How many John Elways are out there, throwing little eight-yard outs to their brother or sister because that’s as far as their little arms can throw a football? How many Mark McGwire’s are out there, stroking a fly ball in the backyard that really looks like it’s disappearing into the afternoon sky even though it’s only drifting over to the tomato garden 50 feet away?

When I was a kid, only nine or 10, I took to the mound in a Wiffle© ball game and I became Nolan Ryan . . . yep, the Ryan Express. I patterned my style after his and tried to perfect a fastball that was as blistering (in a Wiffle© ball sort of way) as his. I managed to see three of his seven no-hitters and I reveled in each one just like I reveled in the New York Giants’ 1986 Super Bowl victory over the Denver Broncos.

When I was a kid, only nine or 10, I shot hoops in the backyard or inside on the Nerf© basketball hoop in my bedroom and I was Pete Maravich – Pistol Pete, that is. Sure, I was a New York Knicks fan and watched Walt Frazier and Earl Monroe and those guys. But when Maravich was on the court, bombing those long jumpers before anyone thought to draw him a three-point line, he was all there was.

And now that it comes to football – when I was an early teen, taking that pitch out in the backyard, making a break up the sidelines, or putting a spin move on my brother, I was Walter Payton . . . the greatest running back who ever lived.

(Yes, I’ve heard of Jim Brown. Jim Brown was Jim Brown. Walter was . . . sweetness)

 

I will always remember those moves he made, how effortless it all seemed, and when I carried the football I was Walter, too, and it all seemed so effortless even though – to those who attempted to tackle me – it must have looked horribly uncoordinated.

But to me it was – like Walter – so smooth.

During those years when I first became a football fan, I liked guys like Ken Stabler and Fran Tarkenton, Eddie Podolak and Jan Stenerud, Bob Griese and even Roger Staubach of the hated Dallas Cowboys.

But no one captured my imagination like Walter Payton.  When I shook the hand of Walter’s brother in Las Vegas back in the summer of 1984, I was ecstatic. I touched the man who was related to a legend.

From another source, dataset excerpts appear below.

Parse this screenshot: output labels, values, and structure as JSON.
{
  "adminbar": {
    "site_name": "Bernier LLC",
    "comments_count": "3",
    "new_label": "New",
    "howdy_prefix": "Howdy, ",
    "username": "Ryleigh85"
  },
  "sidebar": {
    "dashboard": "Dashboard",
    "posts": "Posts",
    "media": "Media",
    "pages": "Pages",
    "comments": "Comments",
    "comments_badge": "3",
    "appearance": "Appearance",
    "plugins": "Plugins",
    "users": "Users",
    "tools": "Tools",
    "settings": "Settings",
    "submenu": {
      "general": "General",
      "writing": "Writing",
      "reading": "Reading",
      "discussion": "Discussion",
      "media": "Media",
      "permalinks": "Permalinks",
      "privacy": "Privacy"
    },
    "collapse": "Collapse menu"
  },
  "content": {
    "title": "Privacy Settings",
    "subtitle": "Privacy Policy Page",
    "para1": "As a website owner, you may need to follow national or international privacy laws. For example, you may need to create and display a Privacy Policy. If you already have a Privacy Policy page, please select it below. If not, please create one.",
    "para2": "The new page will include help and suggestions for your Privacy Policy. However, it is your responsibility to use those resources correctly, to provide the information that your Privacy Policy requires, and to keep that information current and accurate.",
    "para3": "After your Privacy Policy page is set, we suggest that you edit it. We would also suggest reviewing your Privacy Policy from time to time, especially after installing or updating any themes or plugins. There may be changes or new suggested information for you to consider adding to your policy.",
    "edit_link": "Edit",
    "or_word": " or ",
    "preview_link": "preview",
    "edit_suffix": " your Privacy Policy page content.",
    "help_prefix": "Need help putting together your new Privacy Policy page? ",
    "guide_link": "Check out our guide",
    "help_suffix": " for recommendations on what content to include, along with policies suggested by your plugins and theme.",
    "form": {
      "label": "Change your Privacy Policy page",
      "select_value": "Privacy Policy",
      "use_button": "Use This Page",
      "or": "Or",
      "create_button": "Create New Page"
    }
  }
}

My love of seeing Walter Payton run the football survived even those times when the Giants played the Bears (and I remember one snowy day, when they did). I always rooted for Walter to make those yards, get that touchdown, and when the Giants managed to stop him for no gain or bring him down in the back field, I couldn’t help feeling a little betrayed by my own team.

There have been injustices in professional football, but – in my mind – the greatest ever was in the 1985 Super Bowl between the Chicago Bears and New England Patriots when Mike Ditka called a goal line play for that human thyroid condition, William Perry, rather than Walter Payton. The Bears could have given Walter that touchdown that day, to thank him for the years of toil behind bad offensive lines on very mediocre teams, but, instead, coach Ditka decided to soil the moment with a gimmick.

(That one play, that one moment, is why I despise Mike Ditka and why I always chuckle at every new failure of the New Orleans Saints . . . like losing to the expansion – and winless – Cleveland Browns on a Hail Mary pass on the final play of the game. Ha ha ha)

 

Now Walter is gone, taken well before his time by a liver disease most people can’t even pronounce and liver cancer, and while I could never presume to match the grief being felt by his family and close friends, I still feel a deep sadness because I’ve lost a hero.

Bye, Walter.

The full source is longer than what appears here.